Any compromise on the client side will expose everything anyway.
Firstly - it matters whether a user agent (such as a browser) is involved in call.
If there are only S2S calls then 1 way SSL HTTPS (for network encryption) and some kind of signature mechanism (SHA-256) should be enough for your security.
However if you return sensitive information in your api response, its always better to accept 2 way ssl HTTPS connections (in order to validate the client).
OAuth2 doesn't add any value in a server to server call (that takes place without user consent and without any user agent present).
For authentication between servers:
Authentication
Known servers:
use TLS with X.509 client certificates (TLS with mutual authentication).

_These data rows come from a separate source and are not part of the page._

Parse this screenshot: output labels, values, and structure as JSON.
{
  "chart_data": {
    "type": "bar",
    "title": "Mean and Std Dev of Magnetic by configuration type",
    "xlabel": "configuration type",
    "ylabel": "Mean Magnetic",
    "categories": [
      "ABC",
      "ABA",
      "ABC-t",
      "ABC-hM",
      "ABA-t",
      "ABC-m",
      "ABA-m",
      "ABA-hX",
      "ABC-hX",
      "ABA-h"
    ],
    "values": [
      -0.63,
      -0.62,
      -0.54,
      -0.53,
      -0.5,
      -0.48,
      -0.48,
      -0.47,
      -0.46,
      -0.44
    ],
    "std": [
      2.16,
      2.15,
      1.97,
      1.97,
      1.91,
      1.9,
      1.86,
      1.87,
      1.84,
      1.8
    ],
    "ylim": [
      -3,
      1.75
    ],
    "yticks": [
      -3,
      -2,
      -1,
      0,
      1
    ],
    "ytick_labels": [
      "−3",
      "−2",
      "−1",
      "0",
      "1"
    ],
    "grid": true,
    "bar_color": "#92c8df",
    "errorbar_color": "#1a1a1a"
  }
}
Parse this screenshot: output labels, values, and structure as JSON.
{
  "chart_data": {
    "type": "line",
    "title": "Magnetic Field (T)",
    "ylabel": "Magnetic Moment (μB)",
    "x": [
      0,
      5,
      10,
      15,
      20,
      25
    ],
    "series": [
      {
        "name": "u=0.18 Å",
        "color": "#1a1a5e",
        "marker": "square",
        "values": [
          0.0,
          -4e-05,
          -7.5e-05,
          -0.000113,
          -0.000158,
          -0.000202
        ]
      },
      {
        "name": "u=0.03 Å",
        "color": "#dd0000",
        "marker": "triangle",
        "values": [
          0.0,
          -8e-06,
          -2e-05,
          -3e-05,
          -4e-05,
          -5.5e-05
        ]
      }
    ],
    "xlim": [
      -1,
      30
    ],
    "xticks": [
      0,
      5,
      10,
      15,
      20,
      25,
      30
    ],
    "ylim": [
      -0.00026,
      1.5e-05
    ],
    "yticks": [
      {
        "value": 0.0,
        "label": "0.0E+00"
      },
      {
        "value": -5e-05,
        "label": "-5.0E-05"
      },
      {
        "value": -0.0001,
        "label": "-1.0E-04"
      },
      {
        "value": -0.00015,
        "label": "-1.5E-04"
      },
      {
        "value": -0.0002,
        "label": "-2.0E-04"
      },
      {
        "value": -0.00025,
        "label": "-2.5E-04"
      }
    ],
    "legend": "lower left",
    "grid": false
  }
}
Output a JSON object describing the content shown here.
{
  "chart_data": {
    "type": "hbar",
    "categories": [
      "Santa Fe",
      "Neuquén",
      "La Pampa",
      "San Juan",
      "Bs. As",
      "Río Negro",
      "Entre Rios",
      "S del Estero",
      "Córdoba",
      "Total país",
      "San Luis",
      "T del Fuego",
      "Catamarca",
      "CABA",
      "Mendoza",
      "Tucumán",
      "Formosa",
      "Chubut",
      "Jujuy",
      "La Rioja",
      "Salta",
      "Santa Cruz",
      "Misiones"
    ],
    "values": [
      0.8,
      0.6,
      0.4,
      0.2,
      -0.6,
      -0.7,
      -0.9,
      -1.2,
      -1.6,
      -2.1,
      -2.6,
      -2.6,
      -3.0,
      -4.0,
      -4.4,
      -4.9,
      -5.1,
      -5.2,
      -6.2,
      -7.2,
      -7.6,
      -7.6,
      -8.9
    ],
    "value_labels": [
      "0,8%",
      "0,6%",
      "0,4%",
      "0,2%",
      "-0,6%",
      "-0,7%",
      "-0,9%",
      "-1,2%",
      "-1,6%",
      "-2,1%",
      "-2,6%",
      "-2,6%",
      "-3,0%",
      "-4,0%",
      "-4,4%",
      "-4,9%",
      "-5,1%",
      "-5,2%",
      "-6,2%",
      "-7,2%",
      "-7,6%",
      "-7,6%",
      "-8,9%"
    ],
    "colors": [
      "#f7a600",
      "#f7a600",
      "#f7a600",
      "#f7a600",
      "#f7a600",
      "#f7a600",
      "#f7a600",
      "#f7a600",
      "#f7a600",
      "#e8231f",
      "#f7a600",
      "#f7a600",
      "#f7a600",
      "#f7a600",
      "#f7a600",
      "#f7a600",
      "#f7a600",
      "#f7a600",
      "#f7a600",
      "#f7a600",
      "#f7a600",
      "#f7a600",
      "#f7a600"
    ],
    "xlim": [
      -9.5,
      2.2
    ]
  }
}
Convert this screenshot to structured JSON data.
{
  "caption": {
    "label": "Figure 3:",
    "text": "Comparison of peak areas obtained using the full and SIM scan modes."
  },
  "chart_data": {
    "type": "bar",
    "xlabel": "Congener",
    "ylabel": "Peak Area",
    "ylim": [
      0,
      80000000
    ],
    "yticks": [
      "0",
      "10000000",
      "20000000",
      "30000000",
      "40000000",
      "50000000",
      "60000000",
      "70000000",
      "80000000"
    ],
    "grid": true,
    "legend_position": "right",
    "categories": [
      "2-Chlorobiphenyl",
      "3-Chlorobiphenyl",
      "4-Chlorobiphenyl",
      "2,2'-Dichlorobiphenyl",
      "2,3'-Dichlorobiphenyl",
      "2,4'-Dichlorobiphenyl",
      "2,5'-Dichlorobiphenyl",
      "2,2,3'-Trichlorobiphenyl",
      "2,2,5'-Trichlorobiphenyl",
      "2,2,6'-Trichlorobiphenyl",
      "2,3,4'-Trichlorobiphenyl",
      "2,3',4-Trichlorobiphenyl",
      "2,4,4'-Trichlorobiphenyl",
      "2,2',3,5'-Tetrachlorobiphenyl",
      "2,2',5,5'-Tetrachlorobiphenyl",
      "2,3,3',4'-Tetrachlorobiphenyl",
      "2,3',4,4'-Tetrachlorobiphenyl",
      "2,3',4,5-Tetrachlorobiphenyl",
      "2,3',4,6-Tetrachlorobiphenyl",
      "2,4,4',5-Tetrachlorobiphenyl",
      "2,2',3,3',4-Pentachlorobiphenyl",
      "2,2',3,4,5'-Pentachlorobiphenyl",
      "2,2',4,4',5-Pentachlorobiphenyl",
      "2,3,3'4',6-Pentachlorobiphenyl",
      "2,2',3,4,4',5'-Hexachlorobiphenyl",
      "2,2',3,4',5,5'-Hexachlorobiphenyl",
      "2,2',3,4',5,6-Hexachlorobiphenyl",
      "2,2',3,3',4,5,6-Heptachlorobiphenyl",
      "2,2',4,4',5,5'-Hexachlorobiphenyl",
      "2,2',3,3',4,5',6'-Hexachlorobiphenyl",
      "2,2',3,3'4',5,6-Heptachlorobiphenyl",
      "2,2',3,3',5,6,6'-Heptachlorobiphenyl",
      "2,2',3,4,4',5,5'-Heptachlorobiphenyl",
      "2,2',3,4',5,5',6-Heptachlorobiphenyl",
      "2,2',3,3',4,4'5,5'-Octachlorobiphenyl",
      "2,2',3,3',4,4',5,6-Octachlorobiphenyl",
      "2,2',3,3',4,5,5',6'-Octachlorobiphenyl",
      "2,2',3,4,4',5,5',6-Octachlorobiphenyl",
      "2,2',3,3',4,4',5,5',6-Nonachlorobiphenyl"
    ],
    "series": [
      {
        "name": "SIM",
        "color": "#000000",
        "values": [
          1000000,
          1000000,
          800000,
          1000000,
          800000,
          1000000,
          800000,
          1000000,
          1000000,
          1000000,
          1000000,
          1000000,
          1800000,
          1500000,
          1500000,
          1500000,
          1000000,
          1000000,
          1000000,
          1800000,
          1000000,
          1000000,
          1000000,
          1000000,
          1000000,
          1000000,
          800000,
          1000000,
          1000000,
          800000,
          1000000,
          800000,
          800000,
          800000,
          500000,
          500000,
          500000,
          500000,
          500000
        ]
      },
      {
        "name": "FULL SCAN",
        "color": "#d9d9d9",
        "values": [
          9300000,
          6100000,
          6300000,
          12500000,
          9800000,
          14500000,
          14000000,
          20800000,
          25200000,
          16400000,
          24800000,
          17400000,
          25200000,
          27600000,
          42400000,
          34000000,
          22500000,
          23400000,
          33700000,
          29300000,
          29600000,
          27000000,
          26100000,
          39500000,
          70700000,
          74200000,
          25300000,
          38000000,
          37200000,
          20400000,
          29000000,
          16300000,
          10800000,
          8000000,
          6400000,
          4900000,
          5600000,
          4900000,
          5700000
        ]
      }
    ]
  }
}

issue the client certificates with a common CA (certificate authority). That way, the servers need only have the CA certificate or public key in the truststore, and new client certificates for additional clients/servers can be issued without having to update the truststores.
Open set of servers:
use API keys, issued by a central authority. The servers need to validate these keys on each request (and may cache the hashes of the keys along with the validation result for some short time).
Identity propagation
if the requests are executed in the context of a non-technical user, use JWT (or SAML) for identity propagation of the user principal and claims (authorize at security proxy/WAF/IAM, and issue JWT signed by authentication server).
otherwise the user principal refers to the technical user and can can be extracted from the client certificate (X.509 DName) or be returned with a successful authentication response (API key case).